Miwa Ogasawara's work delves into the interplay of air, light, and atmospheric phenomena, revealing existential facets of life through momentary and evocative perceptions of skies and other spaces. Beneath her painterly surfaces, she expresses deep reflections on everyday moments, capturing them in vibrant and luminous visual worlds. Ogasawara employs traditional Japanese techniques of painting on gold and silver leaf, which not only enhance the luminosity but also impart significant depth to her works. Her paintings possess a delicate, sculptural quality, reflecting the depth of fleeting perceptions and contemplation, resonating with the atmospheric expansiveness of her subjects. Everyday situations in her works hold cosmic universality, portraying a liminal world of unspoken inner life, fading memories, and existential energies.

Annette Streyl integrates art historical references into the materiality and figurative designs of her sculptures. Her tactile forms house historically styled portraits in both historical and contemporary guises. Streyl's works evoke associations and cite artistic predecessors, particularly from the Central European Renaissance. These references appear as traditional depictions of known donor figures in sacred spaces, where Streyl sometimes exhibits them.
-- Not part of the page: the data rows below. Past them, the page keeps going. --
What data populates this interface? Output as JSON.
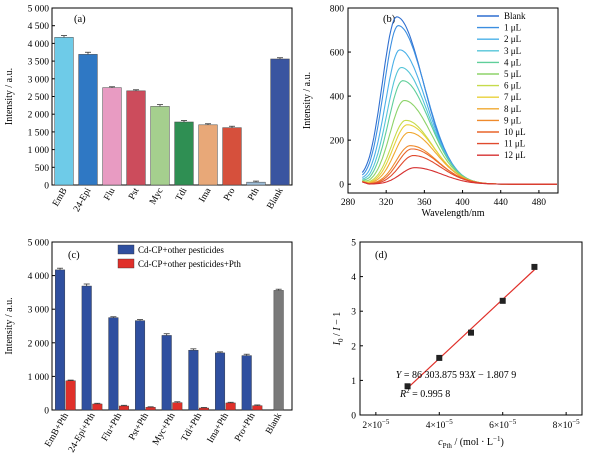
{
  "chart_data": [
    {
      "panel": "(a)",
      "type": "bar",
      "ylabel": "Intensity / a.u.",
      "ylim": [
        0,
        5000
      ],
      "yticks": [
        "0",
        "500",
        "1 000",
        "1 500",
        "2 000",
        "2 500",
        "3 000",
        "3 500",
        "4 000",
        "4 500",
        "5 000"
      ],
      "categories": [
        "EmB",
        "24-Epi",
        "Flu",
        "Pst",
        "Myc",
        "Tdi",
        "Ima",
        "Pro",
        "Pth",
        "Blank"
      ],
      "values": [
        4170,
        3690,
        2750,
        2660,
        2220,
        1780,
        1700,
        1620,
        80,
        3560
      ],
      "errors": [
        50,
        60,
        25,
        30,
        50,
        40,
        30,
        40,
        30,
        35
      ],
      "colors": [
        "#6ecbe8",
        "#2f78c4",
        "#e89bc2",
        "#cc4c5c",
        "#a5cf8e",
        "#2f8f53",
        "#e8a878",
        "#d6503c",
        "#9dbdd8",
        "#3a55a0"
      ]
    },
    {
      "panel": "(b)",
      "type": "line",
      "xlabel": "Wavelength/nm",
      "ylabel": "Intensity / a.u.",
      "xlim": [
        280,
        500
      ],
      "ylim": [
        -40,
        800
      ],
      "xticks": [
        "280",
        "320",
        "360",
        "400",
        "440",
        "480",
        "520"
      ],
      "yticks": [
        "0",
        "200",
        "400",
        "600",
        "800"
      ],
      "legend_position": "top-right",
      "series": [
        {
          "name": "Blank",
          "peak": 760,
          "color": "#2f6fd0"
        },
        {
          "name": "1 μL",
          "peak": 720,
          "color": "#3b8ee0"
        },
        {
          "name": "2 μL",
          "peak": 610,
          "color": "#4ab0e8"
        },
        {
          "name": "3 μL",
          "peak": 530,
          "color": "#55c5d8"
        },
        {
          "name": "4 μL",
          "peak": 470,
          "color": "#5fcf9a"
        },
        {
          "name": "5 μL",
          "peak": 380,
          "color": "#8dd36a"
        },
        {
          "name": "6 μL",
          "peak": 290,
          "color": "#c6db4c"
        },
        {
          "name": "7 μL",
          "peak": 270,
          "color": "#e8d13a"
        },
        {
          "name": "8 μL",
          "peak": 235,
          "color": "#f0a830"
        },
        {
          "name": "9 μL",
          "peak": 175,
          "color": "#ef8a2c"
        },
        {
          "name": "10 μL",
          "peak": 160,
          "color": "#e8652a"
        },
        {
          "name": "11 μL",
          "peak": 130,
          "color": "#e04a2e"
        },
        {
          "name": "12 μL",
          "peak": 75,
          "color": "#d63030"
        }
      ]
    },
    {
      "panel": "(c)",
      "type": "bar",
      "ylabel": "Intensity / a.u.",
      "ylim": [
        0,
        5000
      ],
      "yticks": [
        "0",
        "1 000",
        "2 000",
        "3 000",
        "4 000",
        "5 000"
      ],
      "categories": [
        "EmB+Pth",
        "24-Epi+Pth",
        "Flu+Pth",
        "Pst+Pth",
        "Myc+Pth",
        "Tdi+Pth",
        "Ima+Pth",
        "Pro+Pth",
        "Blank"
      ],
      "series": [
        {
          "name": "Cd-CP+other pesticides",
          "color": "#2f4f9f",
          "values": [
            4170,
            3690,
            2750,
            2660,
            2220,
            1780,
            1700,
            1620,
            3560
          ],
          "errors": [
            50,
            60,
            25,
            30,
            50,
            40,
            30,
            40,
            35
          ]
        },
        {
          "name": "Cd-CP+other pesticides+Pth",
          "color": "#e0302a",
          "values": [
            870,
            180,
            120,
            80,
            220,
            60,
            210,
            130,
            null
          ],
          "errors": [
            20,
            20,
            20,
            15,
            25,
            15,
            20,
            20,
            null
          ]
        }
      ],
      "blank_color": "#7a7a7a",
      "legend_position": "top"
    },
    {
      "panel": "(d)",
      "type": "scatter",
      "xlabel_parts": {
        "sym": "c",
        "sub": "Pth",
        "unit": " / (mol · L",
        "exp": "−1",
        "close": ")"
      },
      "ylabel_parts": {
        "i0": "I",
        "i0_sub": "0",
        "mid": " / ",
        "i": "I",
        "tail": " − 1"
      },
      "xlim": [
        1.5e-05,
        8.5e-05
      ],
      "ylim": [
        0,
        5
      ],
      "xticks": [
        {
          "mant": "2×10",
          "exp": "−5",
          "v": 2e-05
        },
        {
          "mant": "4×10",
          "exp": "−5",
          "v": 4e-05
        },
        {
          "mant": "6×10",
          "exp": "−5",
          "v": 6e-05
        },
        {
          "mant": "8×10",
          "exp": "−5",
          "v": 8e-05
        }
      ],
      "yticks": [
        "0",
        "1",
        "2",
        "3",
        "4",
        "5"
      ],
      "x": [
        3e-05,
        4e-05,
        5e-05,
        6e-05,
        7e-05
      ],
      "y": [
        0.83,
        1.65,
        2.38,
        3.3,
        4.28
      ],
      "fit_color": "#e0302a",
      "equation": {
        "y": "Y",
        "eq": " = 86 303.875 93",
        "x": "X",
        "rest": " − 1.807 9"
      },
      "r2": {
        "r": "R",
        "exp": "2",
        "rest": " = 0.995 8"
      }
    }
  ]
}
Adorned with caps, hats, or crowns, the delicate faces pause gracefully with closed or open eyes. The worked stone interacts with Hans Holbein the Younger's paintings, borrowing from his repertoire of figures. Wrapped and sculpted into cocoon-like forms, her works offer interpretative freedom. As Arie Hartog writes, they "speculate on associative, interpretative seeing." The oscillation between figuration and ornamental, often organic forms highlights a contemporary distance from 16th-century Dutch art history. Streyl's stone works address our visual traditions, with intricately worked break edges hinting at the creation process, historical influences, and future developments. The tactile and sensory experience of the stone, with its softness, coolness, and hardness, enhances its multisensory perception. Their physical presence in space, emphasized by the complementary halos in the presentation, makes their immediate appearance striking. The small format with defined portraits encourages close examination to see how historical types are reimagined.

Through targeted color use and material additions with adhesive rolls, Streyl assembles her figures, enriching and confronting historical interpretations with contemporary elements and unexpected material shifts.

Miwa Ogasawara and Annette Streyl not only present new works in the ZWISCHENREICH exhibition but also share a profound connection in the quiet dialogue their works establish with viewers and between their compositions. The interplay of painting and sculpture in the exhibition creates new connections of subjects, time, and material references. As viewers, we find ourselves in a moment of subtle inexplicability, invited into this space by the works of Miwa Ogasawara and Annette Streyl.